In questa prospettiva comprendiamo il significato della presenza di Maria: essa non si sovrappone al figlio; è disposta a lasciargli il campo. Non conosce la risposta, ma continua a camminare nella fede, educando alla fiducia incondizionata nei confronti di Gesù. Per questo, nel v. 12 è ribadita la sua presenza quando i discepoli muovono i primi passi seguendo il Cristo. La precisazione del narratore, che essi rimasero a Cafarnao «pochi giorni», evita la chiusura della narrazione. Essa rimane sospesa verso un compimento che sarà offerto al lettore ai piedi della croce, quando Maria ritornerà al fianco dei discepoli, per essere offerta dal Figlio come Madre e custode dei credenti.

A Cana, dunque, Gesù crea il popolo dei suoi discepoli: essi sono la primizia della comunità messianica fondata nella relazione con Lui. Le parole della Madre sono una eco delle parole de popolo di Israele, quando ai piedi del monte Sinai accolse il dono della Legge: «Quanto il Signore ha detto noi lo faremo» (Es 19,8; 24,3.7). Pronunciando il suo Israele diviene la sposa del suo Dio: «Io stesi il lembo del mio mantello su di te…, giurai alleanza con te… e divenisti mia» (Ez 16,8). A Cana, la madre invita anche noi, comunità dei discepoli del Risorto, a percorrere la medesima strada, per divenire amici dello sposo (3,29) ed essere introdotti alla mensa nuziale (Ap 19,7-9).

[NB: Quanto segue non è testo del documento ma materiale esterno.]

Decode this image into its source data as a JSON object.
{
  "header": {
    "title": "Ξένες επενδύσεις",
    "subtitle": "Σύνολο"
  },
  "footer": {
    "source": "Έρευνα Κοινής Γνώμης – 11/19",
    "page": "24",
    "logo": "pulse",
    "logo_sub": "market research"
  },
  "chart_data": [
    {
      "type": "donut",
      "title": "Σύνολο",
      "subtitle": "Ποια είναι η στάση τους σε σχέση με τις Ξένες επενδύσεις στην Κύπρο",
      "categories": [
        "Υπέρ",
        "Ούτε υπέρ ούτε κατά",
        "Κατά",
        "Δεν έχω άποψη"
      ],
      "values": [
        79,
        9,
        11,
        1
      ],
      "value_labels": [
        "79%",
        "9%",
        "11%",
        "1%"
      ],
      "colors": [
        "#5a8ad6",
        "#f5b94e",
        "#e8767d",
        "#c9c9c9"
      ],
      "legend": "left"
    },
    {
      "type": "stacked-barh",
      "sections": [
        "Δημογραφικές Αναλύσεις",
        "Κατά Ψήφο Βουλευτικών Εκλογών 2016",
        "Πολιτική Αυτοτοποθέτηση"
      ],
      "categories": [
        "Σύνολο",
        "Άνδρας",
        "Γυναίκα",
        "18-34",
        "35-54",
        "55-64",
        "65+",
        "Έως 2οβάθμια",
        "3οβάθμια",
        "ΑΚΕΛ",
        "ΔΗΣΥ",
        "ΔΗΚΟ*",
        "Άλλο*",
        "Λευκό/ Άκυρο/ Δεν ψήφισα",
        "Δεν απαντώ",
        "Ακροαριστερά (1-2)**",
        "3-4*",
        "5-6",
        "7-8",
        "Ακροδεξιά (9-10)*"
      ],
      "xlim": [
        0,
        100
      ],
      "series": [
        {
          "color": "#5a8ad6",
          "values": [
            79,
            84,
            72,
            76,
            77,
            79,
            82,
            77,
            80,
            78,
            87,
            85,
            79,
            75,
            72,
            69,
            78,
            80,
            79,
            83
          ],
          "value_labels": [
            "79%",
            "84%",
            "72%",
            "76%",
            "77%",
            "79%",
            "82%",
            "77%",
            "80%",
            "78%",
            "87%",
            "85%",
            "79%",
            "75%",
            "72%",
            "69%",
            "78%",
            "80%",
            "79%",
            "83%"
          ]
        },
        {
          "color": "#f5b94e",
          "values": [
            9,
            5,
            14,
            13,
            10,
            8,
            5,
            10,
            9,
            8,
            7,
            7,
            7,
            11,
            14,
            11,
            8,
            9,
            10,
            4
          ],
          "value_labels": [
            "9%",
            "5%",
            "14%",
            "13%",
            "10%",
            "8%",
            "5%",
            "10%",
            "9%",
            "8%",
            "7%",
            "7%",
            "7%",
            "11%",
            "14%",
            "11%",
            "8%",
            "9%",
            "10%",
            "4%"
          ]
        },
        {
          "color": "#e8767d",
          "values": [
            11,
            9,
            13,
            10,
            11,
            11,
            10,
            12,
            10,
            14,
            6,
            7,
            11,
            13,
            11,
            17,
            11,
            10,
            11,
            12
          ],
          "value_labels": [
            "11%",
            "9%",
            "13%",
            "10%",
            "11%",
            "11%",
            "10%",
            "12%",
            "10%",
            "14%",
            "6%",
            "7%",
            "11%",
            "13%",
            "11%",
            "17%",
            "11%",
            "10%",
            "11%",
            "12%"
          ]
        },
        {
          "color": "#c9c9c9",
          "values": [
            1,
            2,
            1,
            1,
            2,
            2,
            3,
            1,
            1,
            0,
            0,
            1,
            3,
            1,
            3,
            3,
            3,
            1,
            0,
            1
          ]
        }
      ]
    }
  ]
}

  1. Si tratta di una inclusione.
  2. Nel linguaggio profetico il vino esalta l’ebbrezza dell’incontro sponsale (Os 2,2-24; Is 62,5.8.9). Un rilievo particolare è dato dall’esultanza radiosa dei tempi escatologici: quel giorno saranno allietati da un vino straordinariamente abbondante (Am 9,13-14; Ger 31,12; Gl 2,19.22.24), di qualità sopraffina (Os 14,8; Is 25,6; Zc 9,17) e di intensa gratuità (Is 55,1). Il Cantico dei Cantici utilizza ripetutamente la metafora del vino per dichiarare l’attrazione che l’Amato e l’Amata nutrono l’uno per l’altra (Ct 1,2.4; 2,4; 4,10; 5,1; 7,3.10; 8,2). La letteratura giudaica interpreta talora il vino come metafora della Torah (= Legge): per offrire un esempio, in un Targum di Ct 2,4 il monte Sinai è chiamato «cantina del vino».